The problem is that both the dates of some fossils and their relative relationships are often the subject of some argument (as ably demonstrated by last week's science news). That means we can rarely assign an absolute date to a given split based on fossils, only a range of possible ages. And that range adds to the uncertainty about dates all through the tree.

But the authors noticed that we now have data that wasn't available when molecular clocks were first developed. By sequencing trios of two parents and one of their children, researchers have calculated the number of mutations that occur within a single generation of humans. If we assume that other large primates have similar mutation rates, we can just figure out what their generation time is, and work backwards from there to when the different lineages last shared a common ancestor.

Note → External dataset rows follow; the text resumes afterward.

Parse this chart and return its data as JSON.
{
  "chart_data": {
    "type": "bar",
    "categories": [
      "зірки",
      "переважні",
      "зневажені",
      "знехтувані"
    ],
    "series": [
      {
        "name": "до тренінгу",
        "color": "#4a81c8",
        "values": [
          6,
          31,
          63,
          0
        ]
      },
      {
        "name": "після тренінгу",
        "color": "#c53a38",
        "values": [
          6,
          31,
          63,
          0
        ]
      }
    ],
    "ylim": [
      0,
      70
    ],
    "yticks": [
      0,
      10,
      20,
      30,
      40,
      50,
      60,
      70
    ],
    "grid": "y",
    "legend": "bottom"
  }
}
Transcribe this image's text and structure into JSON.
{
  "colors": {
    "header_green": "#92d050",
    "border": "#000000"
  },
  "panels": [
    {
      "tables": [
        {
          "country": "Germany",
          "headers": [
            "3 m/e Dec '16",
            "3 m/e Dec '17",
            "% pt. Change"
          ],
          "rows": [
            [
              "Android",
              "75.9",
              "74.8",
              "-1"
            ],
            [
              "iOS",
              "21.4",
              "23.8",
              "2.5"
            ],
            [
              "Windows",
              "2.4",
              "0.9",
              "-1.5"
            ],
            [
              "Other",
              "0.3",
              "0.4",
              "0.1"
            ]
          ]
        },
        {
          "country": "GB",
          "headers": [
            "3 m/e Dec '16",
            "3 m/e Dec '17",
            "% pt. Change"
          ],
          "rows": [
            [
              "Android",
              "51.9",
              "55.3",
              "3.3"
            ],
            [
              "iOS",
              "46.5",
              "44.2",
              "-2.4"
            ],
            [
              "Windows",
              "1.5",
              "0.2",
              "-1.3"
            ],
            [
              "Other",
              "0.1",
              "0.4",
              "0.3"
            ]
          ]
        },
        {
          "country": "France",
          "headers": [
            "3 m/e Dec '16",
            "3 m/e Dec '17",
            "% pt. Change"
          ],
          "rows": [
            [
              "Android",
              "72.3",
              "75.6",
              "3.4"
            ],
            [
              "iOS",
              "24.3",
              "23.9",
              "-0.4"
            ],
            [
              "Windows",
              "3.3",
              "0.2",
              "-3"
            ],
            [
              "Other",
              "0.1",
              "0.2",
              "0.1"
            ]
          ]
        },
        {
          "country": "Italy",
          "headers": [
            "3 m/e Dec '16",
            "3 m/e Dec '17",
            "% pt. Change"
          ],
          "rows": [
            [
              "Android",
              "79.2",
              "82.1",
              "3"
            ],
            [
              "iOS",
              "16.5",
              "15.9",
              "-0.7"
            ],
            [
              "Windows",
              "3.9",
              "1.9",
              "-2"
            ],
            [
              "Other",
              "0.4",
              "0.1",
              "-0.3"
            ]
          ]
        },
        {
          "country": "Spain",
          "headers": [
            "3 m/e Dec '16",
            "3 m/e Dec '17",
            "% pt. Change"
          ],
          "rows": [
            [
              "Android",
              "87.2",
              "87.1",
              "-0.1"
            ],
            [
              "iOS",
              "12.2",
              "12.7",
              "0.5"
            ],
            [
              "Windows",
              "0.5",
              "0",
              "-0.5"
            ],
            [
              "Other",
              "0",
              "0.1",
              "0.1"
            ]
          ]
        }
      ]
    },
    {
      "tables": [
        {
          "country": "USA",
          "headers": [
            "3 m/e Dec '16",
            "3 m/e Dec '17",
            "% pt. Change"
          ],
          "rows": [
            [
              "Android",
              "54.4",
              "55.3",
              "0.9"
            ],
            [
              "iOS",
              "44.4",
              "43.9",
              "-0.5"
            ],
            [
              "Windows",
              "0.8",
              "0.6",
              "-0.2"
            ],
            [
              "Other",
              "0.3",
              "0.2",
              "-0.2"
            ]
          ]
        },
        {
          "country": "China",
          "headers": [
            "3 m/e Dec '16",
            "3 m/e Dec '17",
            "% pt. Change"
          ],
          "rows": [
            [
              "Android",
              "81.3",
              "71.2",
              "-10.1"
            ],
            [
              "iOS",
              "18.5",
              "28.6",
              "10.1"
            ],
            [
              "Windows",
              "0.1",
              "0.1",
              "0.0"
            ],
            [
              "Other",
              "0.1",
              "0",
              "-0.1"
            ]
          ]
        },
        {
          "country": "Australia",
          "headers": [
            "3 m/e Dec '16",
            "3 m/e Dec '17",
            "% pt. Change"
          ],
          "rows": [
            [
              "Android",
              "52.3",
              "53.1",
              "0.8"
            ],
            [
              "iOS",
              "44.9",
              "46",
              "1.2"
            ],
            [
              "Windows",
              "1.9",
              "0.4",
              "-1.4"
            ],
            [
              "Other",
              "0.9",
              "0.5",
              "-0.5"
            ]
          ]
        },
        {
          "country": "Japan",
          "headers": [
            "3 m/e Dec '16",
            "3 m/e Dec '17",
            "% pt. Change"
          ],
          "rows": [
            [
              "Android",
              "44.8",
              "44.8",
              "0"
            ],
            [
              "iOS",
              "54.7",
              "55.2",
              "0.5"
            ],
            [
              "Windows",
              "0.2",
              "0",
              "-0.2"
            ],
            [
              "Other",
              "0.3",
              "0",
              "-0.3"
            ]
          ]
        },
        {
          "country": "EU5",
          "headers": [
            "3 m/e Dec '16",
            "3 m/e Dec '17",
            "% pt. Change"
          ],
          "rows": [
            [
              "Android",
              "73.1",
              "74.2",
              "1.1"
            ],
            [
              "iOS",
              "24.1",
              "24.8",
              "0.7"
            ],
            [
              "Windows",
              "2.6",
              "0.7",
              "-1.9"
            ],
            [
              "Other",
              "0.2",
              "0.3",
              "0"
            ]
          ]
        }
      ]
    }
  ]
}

So, the authors obtained new estimates for the average generation time of chimps and gorillas. These included the ages of first and last fertility, as well as the relative fecundity of different ages, so the numbers are fairly exact.

Based on these numbers, most of the molecular clocks that are based on fossil data are too young. Rather than 4-6 million years ago, the human-chimp split is pushed back to over 7 million years, and possibly as late as 13 million. Neanderthals split off at least 400,000 years ago, making interbreeding even more likely, based on the results described just above. Our break with gorillas goes up from 7 million years to between eight and 19.

The dates may be derived without fossils, but they may make the fossil hunters very happy. A couple of species that were suggested to be distinctly on the human lineage date back to around 6 million years ago. This places them a bit awkwardly, given that the molecular clock dates had suggested there was no distinct human lineage at that point.

That said, the new dates shouldn't be viewed as definitive, either. We don't yet know whether the chimp mutation rate is that same as that of humans, or whether average generation times have changed over the course of evolution. And there's always the chance that someone else has had a good idea that will shed light on the topic, but it hasn't cleared peer review yet.